Elsa mematung ketika beberapa tenaga medis yang kesemuanya laki-laki memindahkan wanita itu dari brankar ke atas meja operasi, memasang tirai di atas dadanya, memasang selang oksigen, sang penata anestesi yang tidak Elsa kenal itu langsung melakukan tugasnya, meminta sang pasien duduk sambil memeluk bantal di dadanya.

"Pada hitungan ke tiga, saya mulai suntik ya, tolong jangan bergerak sedikitpun, oke?" perintahnya yang dibalas anggukan kepala oleh wanita itu.

Elsa mematung di tempatnya berdiri, ia benar-benar tidak tahu apa yang harus ia lakukan. Ruang operasi adalah ruang steril, semua peralatan yang akan digunakan sudah dipastikan steril dan hanya boleh di pegang oleh orang yang berwenang, dalam hal ini ada perawat scrub yang bertugas dalam pengelolaan alat-alat bedah yang dipakai selama prosedur pembedahan berlangsung. Dan keset rumah sakit seperti dirinya ini, biasanya tidak diberi tugas apa-apa, kecuali nanti sang penata operasi berbaik hati menginzinkan mereka menjahit bekas sayatan operasi.

"Tahan ya ... hitungan ke tiga ... satu ... dua ... tiga ...."

Cless ....

Jarum itu sudah menembus tulang belakang wanita itu, Elsa mengernyit ngeri. Dia yang disuntik, kenapa Elsa yang ikut merasakan ngilunya? Setelah jarum dicabut wanita itu kembali diminta berbaring, kedua tangan wanita itu dilentangkan dan diikat di bantalan penyangga bed. Dijempolnya dipasang oximeter guna untuk mengukur kadar oksigen dalam darah, dan rasanya semuanya sudah siap, terbukti sang dokter anestesi langsung mengacungkan jempolnya.

"Anestesi, clear!"

Elsa mengela nafas panjang, setelah ini semuanya akan dimulai! Jantungnya berdegub kencang, bukan hanya karena ini pertama kali ia melihat tindakan sectio caesarea langsung di depan matanya, namun karena siapa wanita yang menjadi pasein sore itu membuat Elsa rasanya sudah tidak sanggup berdiri di ruangan super dingin ini lama-lama.

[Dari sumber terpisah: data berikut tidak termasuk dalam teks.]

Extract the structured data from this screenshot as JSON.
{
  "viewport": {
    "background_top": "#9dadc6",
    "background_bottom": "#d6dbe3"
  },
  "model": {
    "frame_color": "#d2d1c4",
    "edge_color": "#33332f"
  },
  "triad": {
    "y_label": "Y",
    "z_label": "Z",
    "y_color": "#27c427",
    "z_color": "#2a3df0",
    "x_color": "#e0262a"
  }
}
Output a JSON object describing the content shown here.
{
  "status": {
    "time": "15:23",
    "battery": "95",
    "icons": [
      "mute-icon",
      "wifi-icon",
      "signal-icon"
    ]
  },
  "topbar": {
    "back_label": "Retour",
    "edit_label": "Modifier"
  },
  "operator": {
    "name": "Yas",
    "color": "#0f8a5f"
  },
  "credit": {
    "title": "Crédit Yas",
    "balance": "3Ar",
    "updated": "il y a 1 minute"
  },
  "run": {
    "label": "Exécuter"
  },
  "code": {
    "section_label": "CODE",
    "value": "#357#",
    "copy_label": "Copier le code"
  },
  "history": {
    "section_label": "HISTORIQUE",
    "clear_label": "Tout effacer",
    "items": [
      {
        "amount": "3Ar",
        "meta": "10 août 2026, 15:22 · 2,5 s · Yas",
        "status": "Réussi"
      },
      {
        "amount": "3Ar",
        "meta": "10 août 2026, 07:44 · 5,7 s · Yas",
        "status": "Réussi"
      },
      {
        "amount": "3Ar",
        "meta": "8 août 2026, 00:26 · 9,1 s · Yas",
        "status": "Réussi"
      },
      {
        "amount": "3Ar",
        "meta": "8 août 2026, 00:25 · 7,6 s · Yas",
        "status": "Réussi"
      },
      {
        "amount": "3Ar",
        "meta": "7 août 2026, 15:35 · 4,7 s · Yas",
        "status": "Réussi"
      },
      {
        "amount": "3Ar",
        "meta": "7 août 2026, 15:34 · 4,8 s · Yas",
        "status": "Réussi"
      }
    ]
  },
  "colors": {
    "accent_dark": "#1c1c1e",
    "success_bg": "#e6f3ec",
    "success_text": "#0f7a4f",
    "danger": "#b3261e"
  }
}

Namun Ken yang sejak tadi terus mengawasinya membuat Elsa tidak lagi bisa berkutik. Harapannya hanya satu, ia bisa segera keluar dari sini!"

"Scalpel, please!"

***

Ken menyelesaikan jahitan luar setelah rahim wanita itu selesai ia jahit, sudut matanya menatap sosok itu yang berdiri seperti patung. Kalau saja ia tidak bernafas, ia sudah benar-benar mirip patung! Ken sedikit heran, kenapa gadis menyebalkan itu hanya diam seperti itu? Apa karena ada beberapa dokter senior yang lain? Ada dokter Hendratmo sebagai operator operasi dan dokter Dandi sebagai penata anestesi, tak lupa ada beberapa perawat senior yang mungkin menjadi alasan Elsa lebih kalem kali ini.

Namun ketika Ken melirik sosok itu sekali lagi, ia mendapati mata gadis itu memerah, apa yang terjadi? Takut lihat darah? Takut lihat kulit yang disayat-sayat? Ah ... dasar mau jadi dokter kok begitu saja takut! Ken mencibir dalam hati, ia terus menyelesaikan tugasnya dengan baik.

"Clear ya!" Ken menghela nafas panjang, kemudian salah seorang perawat, ia kemudian melepas handscoon dan melangkah keluar.

Ken tahu betul gadis itu melangkah mengikuti dirinya, membuat ia tersenyum sinis.

"Kenapa nangis? Takut lihat darah?" tanya Ken sambil melepas masker yang melekat di wajahnya.

"Nggak, kalau cuma lihat darah sih biasa saja," kilah Elsa yang kemudian ikut melepas handscoon-nya.

"Lantas itu memerah kenapa?" Ken benar-benar kepo, ia harus tahu banyak hal tentang gadis ini supaya kedepannya rencana ia mengerjai Elsa bisa berjalan lancar.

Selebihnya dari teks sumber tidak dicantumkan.